Racconta il Rossignoli, nella sua opera sul Purga­torio più volte da noi citata, che un religioso aveva il pio costume di recitare un Requiem aeternam ogni volta che passava davanti ad un cimitero. Un giorno però, essendo immerso in gravi pensieri, omise que­sta preghiera; ebbe allora l'impressione di vedere i morti uscire dalle loro tombe e seguirlo cantando il ­versetto del Salmo: « Et non dixerunt qui praeteri­bant: Benedictio Domini super vos » (Salmo 128, 7). Alle quali parole, il religioso confuso e mortificato ri­spose. « Benedicimus vobis in nomine Domini » (Id.), e allora soltanto i morti ritornarono nelle loro tombe suffragati abbastanza da quella piccola preghiera.

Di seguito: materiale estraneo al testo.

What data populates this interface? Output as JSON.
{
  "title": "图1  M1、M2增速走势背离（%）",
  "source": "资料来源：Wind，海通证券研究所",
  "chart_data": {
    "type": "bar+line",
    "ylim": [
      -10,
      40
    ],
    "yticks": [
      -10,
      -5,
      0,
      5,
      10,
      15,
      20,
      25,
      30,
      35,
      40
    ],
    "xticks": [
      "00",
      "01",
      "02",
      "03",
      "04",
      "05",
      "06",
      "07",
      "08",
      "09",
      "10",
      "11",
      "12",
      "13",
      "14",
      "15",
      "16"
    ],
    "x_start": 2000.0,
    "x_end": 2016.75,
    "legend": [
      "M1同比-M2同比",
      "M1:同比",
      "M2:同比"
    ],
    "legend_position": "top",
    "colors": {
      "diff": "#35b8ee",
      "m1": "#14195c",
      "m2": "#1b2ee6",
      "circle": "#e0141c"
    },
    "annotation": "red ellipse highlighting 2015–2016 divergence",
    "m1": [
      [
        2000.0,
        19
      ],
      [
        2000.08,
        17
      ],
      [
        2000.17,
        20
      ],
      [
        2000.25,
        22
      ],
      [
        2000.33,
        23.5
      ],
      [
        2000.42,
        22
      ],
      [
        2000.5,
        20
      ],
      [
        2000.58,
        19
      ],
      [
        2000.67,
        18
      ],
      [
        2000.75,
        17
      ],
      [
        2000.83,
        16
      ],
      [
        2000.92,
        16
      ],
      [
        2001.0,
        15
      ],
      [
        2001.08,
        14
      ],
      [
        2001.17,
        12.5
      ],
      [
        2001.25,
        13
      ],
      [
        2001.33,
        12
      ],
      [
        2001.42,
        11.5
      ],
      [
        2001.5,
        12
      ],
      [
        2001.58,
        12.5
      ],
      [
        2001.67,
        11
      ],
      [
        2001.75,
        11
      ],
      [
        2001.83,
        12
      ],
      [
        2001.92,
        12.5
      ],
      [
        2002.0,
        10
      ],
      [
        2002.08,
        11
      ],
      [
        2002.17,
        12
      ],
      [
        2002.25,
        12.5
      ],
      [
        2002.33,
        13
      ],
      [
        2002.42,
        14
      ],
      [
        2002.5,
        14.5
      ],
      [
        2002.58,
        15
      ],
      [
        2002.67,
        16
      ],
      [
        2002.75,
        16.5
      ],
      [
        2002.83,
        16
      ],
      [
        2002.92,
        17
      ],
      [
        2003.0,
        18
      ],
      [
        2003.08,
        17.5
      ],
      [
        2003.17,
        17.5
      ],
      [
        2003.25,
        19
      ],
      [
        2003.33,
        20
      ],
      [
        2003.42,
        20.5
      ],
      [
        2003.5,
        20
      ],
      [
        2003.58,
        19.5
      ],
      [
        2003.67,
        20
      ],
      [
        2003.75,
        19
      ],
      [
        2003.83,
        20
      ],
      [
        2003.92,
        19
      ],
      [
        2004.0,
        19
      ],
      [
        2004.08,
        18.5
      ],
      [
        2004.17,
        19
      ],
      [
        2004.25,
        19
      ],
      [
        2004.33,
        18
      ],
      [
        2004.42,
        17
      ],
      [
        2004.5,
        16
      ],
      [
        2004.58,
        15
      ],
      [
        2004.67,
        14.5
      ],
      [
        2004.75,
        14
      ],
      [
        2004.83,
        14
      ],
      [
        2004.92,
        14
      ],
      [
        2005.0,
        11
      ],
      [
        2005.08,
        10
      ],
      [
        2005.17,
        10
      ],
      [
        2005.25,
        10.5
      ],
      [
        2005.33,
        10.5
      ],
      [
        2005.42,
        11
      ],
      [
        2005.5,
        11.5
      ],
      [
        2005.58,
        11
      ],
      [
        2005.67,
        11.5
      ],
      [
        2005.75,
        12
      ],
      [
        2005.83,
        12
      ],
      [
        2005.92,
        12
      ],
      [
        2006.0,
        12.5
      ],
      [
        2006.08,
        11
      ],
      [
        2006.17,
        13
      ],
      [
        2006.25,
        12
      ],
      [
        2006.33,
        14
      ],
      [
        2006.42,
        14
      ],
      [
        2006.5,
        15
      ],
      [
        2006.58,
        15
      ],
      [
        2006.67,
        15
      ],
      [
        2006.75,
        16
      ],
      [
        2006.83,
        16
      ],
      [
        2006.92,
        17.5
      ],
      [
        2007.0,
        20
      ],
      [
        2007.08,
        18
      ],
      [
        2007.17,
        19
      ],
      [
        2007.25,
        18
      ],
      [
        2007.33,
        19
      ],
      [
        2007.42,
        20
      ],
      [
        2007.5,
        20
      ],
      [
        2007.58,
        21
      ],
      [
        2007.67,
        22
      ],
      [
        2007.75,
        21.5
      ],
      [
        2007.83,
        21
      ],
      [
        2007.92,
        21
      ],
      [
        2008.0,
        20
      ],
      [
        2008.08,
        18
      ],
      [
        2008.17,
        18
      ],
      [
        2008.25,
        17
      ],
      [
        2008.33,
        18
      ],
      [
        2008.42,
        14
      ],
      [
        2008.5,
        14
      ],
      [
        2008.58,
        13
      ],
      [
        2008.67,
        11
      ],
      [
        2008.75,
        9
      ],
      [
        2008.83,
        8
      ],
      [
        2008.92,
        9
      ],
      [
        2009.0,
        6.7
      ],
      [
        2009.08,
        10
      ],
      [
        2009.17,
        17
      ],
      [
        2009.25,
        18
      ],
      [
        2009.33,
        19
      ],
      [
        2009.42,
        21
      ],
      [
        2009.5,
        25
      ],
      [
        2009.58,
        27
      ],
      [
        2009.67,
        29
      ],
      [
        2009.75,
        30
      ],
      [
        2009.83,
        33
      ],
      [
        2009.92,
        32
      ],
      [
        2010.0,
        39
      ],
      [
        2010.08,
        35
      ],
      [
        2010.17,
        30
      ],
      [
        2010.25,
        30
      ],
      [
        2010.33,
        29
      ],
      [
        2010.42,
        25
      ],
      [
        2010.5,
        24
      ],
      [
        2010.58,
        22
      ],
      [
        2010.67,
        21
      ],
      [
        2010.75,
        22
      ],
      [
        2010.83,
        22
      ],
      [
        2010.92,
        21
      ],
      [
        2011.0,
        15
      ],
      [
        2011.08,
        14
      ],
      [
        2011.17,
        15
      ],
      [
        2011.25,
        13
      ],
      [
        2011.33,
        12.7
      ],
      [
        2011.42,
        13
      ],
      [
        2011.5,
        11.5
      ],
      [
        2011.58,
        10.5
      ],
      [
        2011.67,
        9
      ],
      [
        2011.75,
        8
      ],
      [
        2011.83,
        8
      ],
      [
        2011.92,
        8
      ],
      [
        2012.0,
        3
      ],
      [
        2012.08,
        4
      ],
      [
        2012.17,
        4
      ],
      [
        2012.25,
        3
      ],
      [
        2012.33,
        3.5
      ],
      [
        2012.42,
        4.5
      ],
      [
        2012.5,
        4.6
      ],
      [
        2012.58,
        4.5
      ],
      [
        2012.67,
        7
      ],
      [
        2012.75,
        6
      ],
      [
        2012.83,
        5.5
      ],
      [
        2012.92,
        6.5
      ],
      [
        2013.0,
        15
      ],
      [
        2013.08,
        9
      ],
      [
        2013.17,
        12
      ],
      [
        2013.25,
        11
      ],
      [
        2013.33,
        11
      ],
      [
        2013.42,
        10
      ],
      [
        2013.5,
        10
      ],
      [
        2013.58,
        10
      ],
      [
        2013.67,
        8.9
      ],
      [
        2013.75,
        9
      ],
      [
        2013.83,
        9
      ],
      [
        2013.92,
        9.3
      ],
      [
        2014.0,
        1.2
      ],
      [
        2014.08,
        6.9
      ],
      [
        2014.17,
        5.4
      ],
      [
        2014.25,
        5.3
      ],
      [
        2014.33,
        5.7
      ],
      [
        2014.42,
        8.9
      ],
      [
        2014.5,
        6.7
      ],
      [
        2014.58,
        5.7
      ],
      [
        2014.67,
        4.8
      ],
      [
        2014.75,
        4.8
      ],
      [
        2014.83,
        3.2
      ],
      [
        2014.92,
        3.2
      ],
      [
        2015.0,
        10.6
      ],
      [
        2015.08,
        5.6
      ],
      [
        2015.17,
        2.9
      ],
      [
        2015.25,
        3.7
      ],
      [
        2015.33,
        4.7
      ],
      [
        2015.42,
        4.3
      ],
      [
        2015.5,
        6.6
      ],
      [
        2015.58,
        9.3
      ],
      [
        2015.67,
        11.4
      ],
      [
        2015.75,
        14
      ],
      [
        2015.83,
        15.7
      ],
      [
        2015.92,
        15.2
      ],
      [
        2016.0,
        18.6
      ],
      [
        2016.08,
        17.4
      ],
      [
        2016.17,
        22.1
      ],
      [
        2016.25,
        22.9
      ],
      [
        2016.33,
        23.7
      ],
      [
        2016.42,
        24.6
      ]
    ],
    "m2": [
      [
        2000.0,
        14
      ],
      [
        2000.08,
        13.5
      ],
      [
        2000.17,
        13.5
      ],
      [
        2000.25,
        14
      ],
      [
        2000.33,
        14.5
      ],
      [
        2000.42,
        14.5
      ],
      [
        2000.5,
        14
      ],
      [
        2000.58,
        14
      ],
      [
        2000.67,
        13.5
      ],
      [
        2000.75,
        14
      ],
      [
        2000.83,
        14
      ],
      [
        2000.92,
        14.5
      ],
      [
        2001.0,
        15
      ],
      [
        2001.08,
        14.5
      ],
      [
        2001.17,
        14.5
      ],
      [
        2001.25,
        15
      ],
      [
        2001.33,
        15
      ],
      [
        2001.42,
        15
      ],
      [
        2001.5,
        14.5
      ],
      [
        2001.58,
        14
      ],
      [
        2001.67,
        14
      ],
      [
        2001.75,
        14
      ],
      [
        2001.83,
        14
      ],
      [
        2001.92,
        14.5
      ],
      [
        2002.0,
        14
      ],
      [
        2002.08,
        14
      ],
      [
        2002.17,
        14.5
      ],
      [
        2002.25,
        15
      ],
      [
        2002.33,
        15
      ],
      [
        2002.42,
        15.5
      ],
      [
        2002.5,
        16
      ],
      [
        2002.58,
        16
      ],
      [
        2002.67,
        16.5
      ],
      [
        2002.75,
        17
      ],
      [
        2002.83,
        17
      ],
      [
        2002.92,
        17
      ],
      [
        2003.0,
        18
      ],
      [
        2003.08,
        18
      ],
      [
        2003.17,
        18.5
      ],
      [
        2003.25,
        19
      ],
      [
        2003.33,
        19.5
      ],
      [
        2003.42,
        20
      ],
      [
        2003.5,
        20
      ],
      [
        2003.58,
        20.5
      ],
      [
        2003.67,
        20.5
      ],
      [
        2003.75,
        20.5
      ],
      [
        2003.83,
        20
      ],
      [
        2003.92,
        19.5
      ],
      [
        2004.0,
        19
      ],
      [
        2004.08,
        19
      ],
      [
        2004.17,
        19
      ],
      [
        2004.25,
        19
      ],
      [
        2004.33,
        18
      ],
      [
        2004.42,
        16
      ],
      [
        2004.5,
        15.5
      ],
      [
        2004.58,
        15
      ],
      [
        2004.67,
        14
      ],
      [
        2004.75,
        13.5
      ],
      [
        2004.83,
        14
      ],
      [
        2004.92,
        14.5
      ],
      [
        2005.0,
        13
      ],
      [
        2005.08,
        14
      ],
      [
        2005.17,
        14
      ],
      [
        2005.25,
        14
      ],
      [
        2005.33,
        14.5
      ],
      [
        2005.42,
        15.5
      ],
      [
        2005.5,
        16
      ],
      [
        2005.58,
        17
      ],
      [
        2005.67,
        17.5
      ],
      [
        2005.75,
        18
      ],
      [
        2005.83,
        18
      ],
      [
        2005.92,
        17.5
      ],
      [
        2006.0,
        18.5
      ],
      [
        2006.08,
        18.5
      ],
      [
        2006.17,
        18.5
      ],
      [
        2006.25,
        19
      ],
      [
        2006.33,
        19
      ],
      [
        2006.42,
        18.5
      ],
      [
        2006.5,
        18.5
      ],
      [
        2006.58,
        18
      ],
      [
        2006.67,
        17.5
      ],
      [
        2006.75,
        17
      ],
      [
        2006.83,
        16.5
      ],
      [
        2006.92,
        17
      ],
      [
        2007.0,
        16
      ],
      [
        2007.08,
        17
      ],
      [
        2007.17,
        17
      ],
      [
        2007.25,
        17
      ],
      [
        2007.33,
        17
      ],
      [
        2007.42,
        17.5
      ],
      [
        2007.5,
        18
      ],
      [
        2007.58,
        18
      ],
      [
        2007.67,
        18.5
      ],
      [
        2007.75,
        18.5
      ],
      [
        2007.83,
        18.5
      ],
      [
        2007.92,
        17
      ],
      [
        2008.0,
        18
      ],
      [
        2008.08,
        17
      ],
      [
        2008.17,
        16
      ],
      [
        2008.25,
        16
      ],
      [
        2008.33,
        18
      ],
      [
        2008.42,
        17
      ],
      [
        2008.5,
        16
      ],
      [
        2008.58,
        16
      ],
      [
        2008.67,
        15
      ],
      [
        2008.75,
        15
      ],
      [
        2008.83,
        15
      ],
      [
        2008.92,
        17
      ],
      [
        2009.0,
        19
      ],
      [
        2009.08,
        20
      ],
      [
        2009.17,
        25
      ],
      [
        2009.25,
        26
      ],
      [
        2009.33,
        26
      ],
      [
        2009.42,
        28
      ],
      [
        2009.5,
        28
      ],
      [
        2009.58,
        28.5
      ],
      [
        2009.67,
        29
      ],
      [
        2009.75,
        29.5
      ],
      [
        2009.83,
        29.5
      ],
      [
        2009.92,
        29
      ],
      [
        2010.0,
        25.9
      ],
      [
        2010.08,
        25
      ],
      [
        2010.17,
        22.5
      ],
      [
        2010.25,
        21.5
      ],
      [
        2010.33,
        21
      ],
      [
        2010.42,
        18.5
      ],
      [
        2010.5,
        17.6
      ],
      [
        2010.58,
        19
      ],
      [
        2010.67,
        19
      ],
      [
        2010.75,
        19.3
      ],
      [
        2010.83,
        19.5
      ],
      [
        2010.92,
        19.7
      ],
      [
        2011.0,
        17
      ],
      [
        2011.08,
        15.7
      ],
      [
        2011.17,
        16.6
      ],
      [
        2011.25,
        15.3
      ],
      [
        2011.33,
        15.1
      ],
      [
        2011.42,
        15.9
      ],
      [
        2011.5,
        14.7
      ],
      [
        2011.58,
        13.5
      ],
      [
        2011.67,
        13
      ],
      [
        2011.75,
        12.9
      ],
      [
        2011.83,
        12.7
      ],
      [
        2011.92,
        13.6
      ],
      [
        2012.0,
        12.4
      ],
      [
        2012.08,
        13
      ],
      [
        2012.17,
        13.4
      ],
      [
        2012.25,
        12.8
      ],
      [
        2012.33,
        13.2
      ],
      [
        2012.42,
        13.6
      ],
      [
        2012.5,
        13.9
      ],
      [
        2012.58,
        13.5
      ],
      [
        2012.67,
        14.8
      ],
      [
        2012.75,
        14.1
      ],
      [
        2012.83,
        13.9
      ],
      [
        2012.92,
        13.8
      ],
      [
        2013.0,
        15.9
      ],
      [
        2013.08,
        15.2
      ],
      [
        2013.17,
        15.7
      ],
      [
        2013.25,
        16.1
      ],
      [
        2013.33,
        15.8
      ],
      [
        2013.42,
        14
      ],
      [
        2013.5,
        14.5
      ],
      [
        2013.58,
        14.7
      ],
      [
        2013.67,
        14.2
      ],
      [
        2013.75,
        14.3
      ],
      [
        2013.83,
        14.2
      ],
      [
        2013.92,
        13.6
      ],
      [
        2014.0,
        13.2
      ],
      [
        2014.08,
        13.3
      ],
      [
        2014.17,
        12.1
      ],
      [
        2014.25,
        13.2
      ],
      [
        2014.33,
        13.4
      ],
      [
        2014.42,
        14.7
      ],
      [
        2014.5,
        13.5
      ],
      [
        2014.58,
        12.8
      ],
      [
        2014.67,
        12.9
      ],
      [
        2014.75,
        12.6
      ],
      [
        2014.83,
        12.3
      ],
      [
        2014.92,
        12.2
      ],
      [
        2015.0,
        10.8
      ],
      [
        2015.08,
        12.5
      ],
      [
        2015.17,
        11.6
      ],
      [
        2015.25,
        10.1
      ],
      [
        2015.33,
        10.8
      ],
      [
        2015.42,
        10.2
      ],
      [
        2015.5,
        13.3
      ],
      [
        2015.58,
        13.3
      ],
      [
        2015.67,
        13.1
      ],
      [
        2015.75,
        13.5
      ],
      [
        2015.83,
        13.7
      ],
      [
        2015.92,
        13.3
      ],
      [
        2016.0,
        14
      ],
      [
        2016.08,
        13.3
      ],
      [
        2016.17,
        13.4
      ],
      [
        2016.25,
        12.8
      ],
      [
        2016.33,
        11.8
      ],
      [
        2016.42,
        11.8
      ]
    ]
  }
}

Da questo fatto possiamo argomentare quale rugia­da di refrigerio sia per i morti anche una semplice invocazione a Dio in loro suffragio. Quando tuttavia intendiamo portare più notevole sollievo e contribuire maggiormente alla liberazione di un'anima, non dob­biamo lusingarci di poterlo fare con così poco, poi­chè, come dicemmo altrove parlando della durata del­le pene del Purgatorio, Iddio esige un più conside­revole riscatto, tanto che S. Roberto Bellarmino arriva a dire non doversi mai cessare di pregare per un defunto, anche dopo la sua apparizione.
La preghiera poi dev'essere perseverante e ferva­rosa, giacchè si tratta di far violenza con essa al cuore di Dio, e di ottenere ad un'anima la grazia della vi­sione beatifica, grazia di cui non v'ha la maggiore e che non si ottiene se non con una grande perseve­ranza. Diceva un giorno nostro Signore a S. Lut­garda: - Figliuola mia, hai fatto tanta violenza al mio cuore, che non posso resistere alle tue preghiere sii dunque tranquilla, poichè l'anima per la quale preghi sarà ben presto liberata dalle sue pene. - Inol­tre perchè la nostra preghiera sia esaudita è necessa­rio che noi ci troviamo in istato di grazia. Infatti colui che col peccato mortale è divenuto nemico di Dio, come potrebbe mai servire di intermediario fra la divina giustizia e le anime del Purgatorio? Scimus Quia peccatores Deus non audit (Io. 9, 31), dice la di­vina Sapienza, e se non si ha l'anima pura da colpa grave, è sterile ogni nostra orazione.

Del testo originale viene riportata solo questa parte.